0423606/09/1913POITIERS
Le dernier geste des employés des tramways pour obtenir certaines améliorations de leurs conditions de travail, nous rappelle une autre manifestation ou plutôt un semblant de manifestation ouvrière survenue il y a deux mois environ. Nous voulons parler des ouvriers charpentiers dont la tentative d’augmentation de salaire a échoué d’une si piteuse façon.
Ces pauvres inconscients réfractaires au syndicat – et ils s’en vantent – croient attendrir leurs patrons et obtenir d’eux de partager les jolis bénéfices que l’Administration de la guerre leur a accordés si généreusement, en criant bien haut qu’ils n’étaient pas syndiqués.
Ils se rappelaient aussi sans doute, leur victoire facile de 1911, où ils obtenaient presque sans lutte, une augmentation de 0 fr. 10 de l’heure ! Oui mais, autre temps, autres mœurs ; ils ont oublié, ou plutôt ils n’on pas senti – on apprend bien les choses que dans les syndicats – que si les patrons avaient cédé si facilement en 1911, c’est qu’ils escomptaient une augmentation très sensible des prix de série pour la ville, la département et l’État et, par répercussion pour les propriétaires, ce qui devait leur procurer de beaux bénéfices pour l’avenir.
Les ouvriers charpentiers n’ont pas compris qu’à cette époque, les patrons avaient besoin des réclamations des ouvriers pour mener à bien leur petite opération et on peut dire qu’à ce moment)là les grèves sont arrivées juste à point pour favoriser leur appétit.
Cette fois le décor a changé.

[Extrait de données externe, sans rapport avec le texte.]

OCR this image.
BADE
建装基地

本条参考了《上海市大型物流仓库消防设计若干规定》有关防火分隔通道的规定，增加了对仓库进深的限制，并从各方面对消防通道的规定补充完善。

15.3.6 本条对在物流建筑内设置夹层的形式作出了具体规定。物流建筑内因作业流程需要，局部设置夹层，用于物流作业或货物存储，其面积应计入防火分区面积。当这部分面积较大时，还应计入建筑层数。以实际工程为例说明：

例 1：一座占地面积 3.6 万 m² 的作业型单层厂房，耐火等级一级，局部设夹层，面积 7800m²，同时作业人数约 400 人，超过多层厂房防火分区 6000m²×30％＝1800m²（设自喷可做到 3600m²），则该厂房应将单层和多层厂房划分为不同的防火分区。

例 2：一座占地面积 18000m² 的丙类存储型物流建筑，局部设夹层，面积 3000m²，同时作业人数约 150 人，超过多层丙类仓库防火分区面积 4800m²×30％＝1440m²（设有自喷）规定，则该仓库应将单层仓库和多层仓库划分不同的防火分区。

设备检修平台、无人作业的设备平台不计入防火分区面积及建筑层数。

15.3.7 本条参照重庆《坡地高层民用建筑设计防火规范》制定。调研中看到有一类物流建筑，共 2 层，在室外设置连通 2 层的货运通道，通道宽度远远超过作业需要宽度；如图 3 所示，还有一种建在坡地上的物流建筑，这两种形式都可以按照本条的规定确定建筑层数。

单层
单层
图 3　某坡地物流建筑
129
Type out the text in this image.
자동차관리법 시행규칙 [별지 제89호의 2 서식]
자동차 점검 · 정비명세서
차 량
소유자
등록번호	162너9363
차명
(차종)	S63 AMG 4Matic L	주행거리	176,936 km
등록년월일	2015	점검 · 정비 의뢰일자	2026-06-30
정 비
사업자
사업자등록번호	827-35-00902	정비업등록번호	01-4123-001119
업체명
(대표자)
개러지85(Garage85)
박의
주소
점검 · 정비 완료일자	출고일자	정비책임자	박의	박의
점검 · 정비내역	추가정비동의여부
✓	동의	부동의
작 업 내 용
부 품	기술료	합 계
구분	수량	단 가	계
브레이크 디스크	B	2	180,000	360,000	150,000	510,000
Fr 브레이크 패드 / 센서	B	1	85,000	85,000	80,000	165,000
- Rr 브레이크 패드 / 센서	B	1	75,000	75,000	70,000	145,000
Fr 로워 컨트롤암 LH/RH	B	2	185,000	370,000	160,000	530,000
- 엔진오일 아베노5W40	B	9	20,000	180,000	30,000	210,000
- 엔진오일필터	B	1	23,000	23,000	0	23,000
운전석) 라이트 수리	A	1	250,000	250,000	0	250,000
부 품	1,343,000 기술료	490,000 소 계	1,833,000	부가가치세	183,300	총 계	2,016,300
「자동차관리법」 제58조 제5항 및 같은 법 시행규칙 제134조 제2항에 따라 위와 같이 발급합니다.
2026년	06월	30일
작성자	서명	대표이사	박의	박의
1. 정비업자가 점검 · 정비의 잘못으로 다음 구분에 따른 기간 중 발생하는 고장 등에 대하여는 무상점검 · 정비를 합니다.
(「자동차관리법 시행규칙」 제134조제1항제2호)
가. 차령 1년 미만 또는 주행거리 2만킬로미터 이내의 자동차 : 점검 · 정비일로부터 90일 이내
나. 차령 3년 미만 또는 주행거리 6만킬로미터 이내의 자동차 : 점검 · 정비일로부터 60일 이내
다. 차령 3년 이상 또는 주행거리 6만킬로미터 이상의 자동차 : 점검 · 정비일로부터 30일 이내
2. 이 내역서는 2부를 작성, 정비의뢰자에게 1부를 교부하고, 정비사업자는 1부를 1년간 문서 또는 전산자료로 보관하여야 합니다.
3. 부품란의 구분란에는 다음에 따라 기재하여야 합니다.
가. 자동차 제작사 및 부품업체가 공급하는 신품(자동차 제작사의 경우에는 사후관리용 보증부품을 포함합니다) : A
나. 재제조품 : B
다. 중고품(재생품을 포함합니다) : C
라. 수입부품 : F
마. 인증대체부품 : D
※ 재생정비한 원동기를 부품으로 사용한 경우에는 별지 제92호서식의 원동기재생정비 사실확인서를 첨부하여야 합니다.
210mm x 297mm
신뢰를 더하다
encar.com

Lorsque les patrons se sont aperçus qu’ils n’avaient rien à ménager et qu’ils avaient affaire à une cohue inorganisée et sans consistance, ne sachant même pas au juste ce qu’elle voulait, ils l’ont dédaigneusement repoussée et comme toujours ce sont les deux ou trois jeunes diables, qui croyaient naïvement à la générosité patronale, qui sont accusés de trahison, même par : « l’Avenir de la Vienne ».
Il en aurait été de même pour les revendications des ouvriers des tramways, s’ils n’avaient pas eu à leur service un syndicat fortement organisé et prêt à la résistance en cas de refus. Ce ne sont pas du reste les premiers résultats qu’obtient ce syndicat ; il a, au point de vue des retraites, remporté un très important succès.
La Compagnie voulait, dans sa générosité, assimiler les ouvriers et les employés aux retraites ouvrières et paysannes, avec les avantages que l’on sait, mais leur Fédération veillait. La Fédération des transports à laquelle adhèrent tous les syndicats des tramways électriques, représentée par son courageux secrétaire, notre camarade Guinchard, ne voulut pas se laisser faire. Par un rapport documenté et fortement motivé qui fut adressé aux Pouvoirs publics, ils demandèrent l’assimilation des employés des tramways aux employés des chemins de fer et participant à la même caisse des retraites.
Cette solution, demandée par la Fédération n’a pas été acceptée à cause, a t-on dit, des difficultés de procédure ; mais sur insistance de la Fédération, la Chambre a voté une proposition de loi, en ce moment au Sénat, obligeant la Compagnie des Tramways à créer une caisse autonome assurant aux ouvriers de 1.000 à 1.200 francs de pension à 60 ans pour les ouvriers d’usine et à 55 ans pour ceux des voitures.
Voilà ce que peut faire une organisation bien comprise et, quelque soit la bonne volonté des personnalité politiques ou administratives, si bien intentionnées soient-elles, elles ne peuvent rien pour la classe ouvrière, si celle-ci s’abandonne elle-même. S’il n’existe pas une forte organisation, assez forte pour imposer ses volontés ; c’est là, surtout, que le vieil adage « aide toi, le ciel t’aidera » prend toute sa valeur.
Nous dédions l’exemple que nous venons de rappeler, à une autre corporation de notre ville que nous ne nommerons pas pour l’instant, parce que les camarades qui pour le plupart, inconsciemment, ont jeté la division dans la corporation, semblent avoir compris leur erreur. Nous le souhaitons bien sincèrement et nous leur crions de toutes nos forces : « ralliez tous le syndicat, camarades, faites taire vos petites rancunes personnelles, n ‘ayez en vue que l’intérêt sacré du prolétariat, organisez-vous fortement comme vos camarades des tramways et des autres syndicats adhérents à la Bourse du Travail ; et quand, par vos discussions franches, loyales, vous aurez acquis confiance les uns envers les autres, vous pourrez comme eux, avec toutes chances de succès, présenter vos revendications à vos patrons qui, en ce moment, rient de vous et profitent de vos divisions pour vous exploiter encore davantage ».
Eugène Audinet, secrétaire général de la Bourse du Travail de Poitiers.